犯瘾的人听不得不给两个字,沈枳没说,但意思差不多,蒙了心智的郁书彦急不可耐地讨好沈枳。

换作以前,他大概是郁书彦看都不会看一眼的类型。普通,平庸,找不出一点人格或外貌上的闪光点,跟白开水一样。

虚浮的人总会忘记,白开水能解渴。

郁书彦此刻的动作猴急的实在下流,急切的插入,擦出湿润的腔体摩擦的咕啾声响,大力的冲撞撞疼了沈枳还肿着的阴蒂,干得沈枳摇摇曳曳的闷哼。

昨天郁书彦下了狠手,扣得沈枳逼里疼,阴蒂也破了皮。

郁书彦勾起沈枳的腿,一下子干进最深的地方,沈枳双手在水池边上乱抓,终于扣住了边缘,稳住了自己摇晃的身体,指甲在铝盆上抓出令人牙酸的动静,才忍住没有叫出声。

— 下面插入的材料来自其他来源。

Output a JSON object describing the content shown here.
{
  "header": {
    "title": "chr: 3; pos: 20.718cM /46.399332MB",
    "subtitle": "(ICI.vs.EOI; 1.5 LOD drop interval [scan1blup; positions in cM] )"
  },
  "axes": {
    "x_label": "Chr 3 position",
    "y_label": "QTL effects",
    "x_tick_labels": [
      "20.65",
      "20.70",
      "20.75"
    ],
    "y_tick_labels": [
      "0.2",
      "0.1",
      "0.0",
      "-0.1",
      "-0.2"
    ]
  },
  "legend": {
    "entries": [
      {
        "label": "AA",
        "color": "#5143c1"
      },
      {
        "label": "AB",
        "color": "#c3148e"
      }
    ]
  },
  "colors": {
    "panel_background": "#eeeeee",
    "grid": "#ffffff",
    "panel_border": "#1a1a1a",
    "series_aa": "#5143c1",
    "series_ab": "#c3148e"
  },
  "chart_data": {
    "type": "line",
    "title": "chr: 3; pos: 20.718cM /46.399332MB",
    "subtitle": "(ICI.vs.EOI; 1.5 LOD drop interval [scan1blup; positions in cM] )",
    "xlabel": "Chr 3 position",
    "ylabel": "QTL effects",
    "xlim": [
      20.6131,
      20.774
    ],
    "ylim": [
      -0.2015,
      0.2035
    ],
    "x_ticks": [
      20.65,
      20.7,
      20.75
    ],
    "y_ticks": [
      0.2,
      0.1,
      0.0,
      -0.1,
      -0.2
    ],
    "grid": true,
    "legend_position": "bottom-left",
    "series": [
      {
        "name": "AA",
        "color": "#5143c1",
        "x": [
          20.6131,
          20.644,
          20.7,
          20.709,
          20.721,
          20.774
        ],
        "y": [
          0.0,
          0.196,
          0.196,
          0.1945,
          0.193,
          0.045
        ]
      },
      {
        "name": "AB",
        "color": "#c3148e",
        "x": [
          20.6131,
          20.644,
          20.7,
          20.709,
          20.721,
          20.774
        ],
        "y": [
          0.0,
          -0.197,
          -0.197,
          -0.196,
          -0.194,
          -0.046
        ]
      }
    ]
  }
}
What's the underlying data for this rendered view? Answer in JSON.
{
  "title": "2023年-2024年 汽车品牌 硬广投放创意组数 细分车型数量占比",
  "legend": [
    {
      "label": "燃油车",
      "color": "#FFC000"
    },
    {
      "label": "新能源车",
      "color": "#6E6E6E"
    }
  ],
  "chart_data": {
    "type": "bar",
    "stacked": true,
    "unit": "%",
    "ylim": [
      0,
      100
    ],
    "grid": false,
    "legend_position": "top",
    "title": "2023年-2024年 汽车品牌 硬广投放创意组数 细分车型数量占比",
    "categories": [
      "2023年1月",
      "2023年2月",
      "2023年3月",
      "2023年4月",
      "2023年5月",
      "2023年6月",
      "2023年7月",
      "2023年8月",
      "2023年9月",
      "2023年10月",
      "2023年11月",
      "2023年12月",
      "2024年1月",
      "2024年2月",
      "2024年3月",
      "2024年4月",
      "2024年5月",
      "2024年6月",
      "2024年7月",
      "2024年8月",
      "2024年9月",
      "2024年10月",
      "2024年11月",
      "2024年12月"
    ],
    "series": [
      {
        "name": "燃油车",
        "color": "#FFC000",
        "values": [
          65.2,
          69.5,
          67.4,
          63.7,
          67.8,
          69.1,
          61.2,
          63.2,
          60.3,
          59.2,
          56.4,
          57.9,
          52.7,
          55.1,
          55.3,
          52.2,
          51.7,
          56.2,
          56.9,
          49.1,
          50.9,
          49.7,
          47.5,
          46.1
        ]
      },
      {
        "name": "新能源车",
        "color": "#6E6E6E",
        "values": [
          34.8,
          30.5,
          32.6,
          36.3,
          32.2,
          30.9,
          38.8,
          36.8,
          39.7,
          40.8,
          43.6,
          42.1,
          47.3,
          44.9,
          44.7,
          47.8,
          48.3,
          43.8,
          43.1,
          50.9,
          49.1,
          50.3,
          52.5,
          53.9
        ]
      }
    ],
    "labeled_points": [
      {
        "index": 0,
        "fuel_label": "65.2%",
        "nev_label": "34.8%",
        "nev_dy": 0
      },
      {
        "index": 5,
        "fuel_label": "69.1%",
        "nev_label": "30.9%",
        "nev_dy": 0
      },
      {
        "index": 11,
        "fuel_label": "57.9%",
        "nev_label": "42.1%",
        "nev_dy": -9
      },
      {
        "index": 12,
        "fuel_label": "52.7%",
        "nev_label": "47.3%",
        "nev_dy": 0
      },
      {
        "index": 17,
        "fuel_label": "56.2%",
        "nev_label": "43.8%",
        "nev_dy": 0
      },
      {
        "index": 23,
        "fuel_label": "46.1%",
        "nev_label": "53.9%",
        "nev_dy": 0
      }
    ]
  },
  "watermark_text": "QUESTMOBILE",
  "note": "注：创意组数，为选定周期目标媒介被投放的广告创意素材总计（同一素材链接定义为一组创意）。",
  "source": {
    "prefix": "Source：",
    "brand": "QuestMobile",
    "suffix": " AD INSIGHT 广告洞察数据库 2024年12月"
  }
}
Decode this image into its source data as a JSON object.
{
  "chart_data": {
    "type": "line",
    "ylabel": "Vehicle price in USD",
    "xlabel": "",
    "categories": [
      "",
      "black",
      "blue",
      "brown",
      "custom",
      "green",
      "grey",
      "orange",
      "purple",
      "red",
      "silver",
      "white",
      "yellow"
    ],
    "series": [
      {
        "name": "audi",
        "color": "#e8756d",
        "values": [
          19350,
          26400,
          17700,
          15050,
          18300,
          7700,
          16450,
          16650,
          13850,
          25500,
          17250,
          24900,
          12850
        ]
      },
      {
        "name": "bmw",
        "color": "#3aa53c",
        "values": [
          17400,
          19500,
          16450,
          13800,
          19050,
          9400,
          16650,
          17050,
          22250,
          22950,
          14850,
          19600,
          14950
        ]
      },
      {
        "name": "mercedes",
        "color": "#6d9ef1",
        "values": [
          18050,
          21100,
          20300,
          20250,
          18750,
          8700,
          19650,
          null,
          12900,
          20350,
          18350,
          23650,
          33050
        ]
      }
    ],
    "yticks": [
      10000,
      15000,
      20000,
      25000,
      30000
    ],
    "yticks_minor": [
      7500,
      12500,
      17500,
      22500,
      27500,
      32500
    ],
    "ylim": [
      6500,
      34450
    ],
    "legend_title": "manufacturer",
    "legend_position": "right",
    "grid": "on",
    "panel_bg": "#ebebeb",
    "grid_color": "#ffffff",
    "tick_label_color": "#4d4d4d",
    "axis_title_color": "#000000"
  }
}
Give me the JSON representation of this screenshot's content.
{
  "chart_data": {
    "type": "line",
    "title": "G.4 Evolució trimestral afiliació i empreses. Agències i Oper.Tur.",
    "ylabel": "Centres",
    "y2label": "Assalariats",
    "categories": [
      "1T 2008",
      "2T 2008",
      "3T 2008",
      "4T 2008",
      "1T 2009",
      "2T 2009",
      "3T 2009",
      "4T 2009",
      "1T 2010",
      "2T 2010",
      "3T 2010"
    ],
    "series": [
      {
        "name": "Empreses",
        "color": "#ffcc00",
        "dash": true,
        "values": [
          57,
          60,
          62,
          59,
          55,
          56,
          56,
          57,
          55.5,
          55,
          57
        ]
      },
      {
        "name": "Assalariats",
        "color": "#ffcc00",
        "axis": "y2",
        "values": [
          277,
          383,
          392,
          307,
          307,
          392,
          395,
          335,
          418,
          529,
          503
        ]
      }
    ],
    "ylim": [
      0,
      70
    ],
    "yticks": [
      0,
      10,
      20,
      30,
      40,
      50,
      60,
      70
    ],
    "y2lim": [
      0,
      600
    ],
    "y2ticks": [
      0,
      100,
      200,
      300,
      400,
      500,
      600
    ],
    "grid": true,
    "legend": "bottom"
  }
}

家庭主妇的沈枳似乎十分能忍,无时无刻不在害怕着被孩子发现他们苟合而羞耻着放不开。

人妻的隐忍令郁书彦产生了变态的想法,耻骨碾在沈枳的囊袋和阴蒂上,肉棒深深埋进身体里,将子宫都挤得变了形,挤在宫口搅动,每动一下都会有一股热液浇在他的龟头上。

“唔!嗯…嗯…呜!”

耻毛扎进敏感的肉道,刺着本就受伤的阴蒂,隐痛打底的尖锐的酸痒直窜小腹,差点尿出来的快感跑沈枳抓上郁书彦的睡衣,想叫郁书彦停下,他不敢张嘴,怕一张开嘴叫出声,他仰着头,小肚子抽个不停,咬着嘴呜咽想忍过这一波。

郁书彦被夹出了汗,突然全根抽出,再尽根夯了进去,压过囊袋,令沈枳精水淫水淅沥沥地流。

生过孩子不再密不透风的宫腔自如地吮吸着马眼,狠狠凿了几十下,沈枳连衣服也抓不住了,抽搐的屁股里流出的水太滑,坐不住水池边往下滑去,眼泪掉个没完。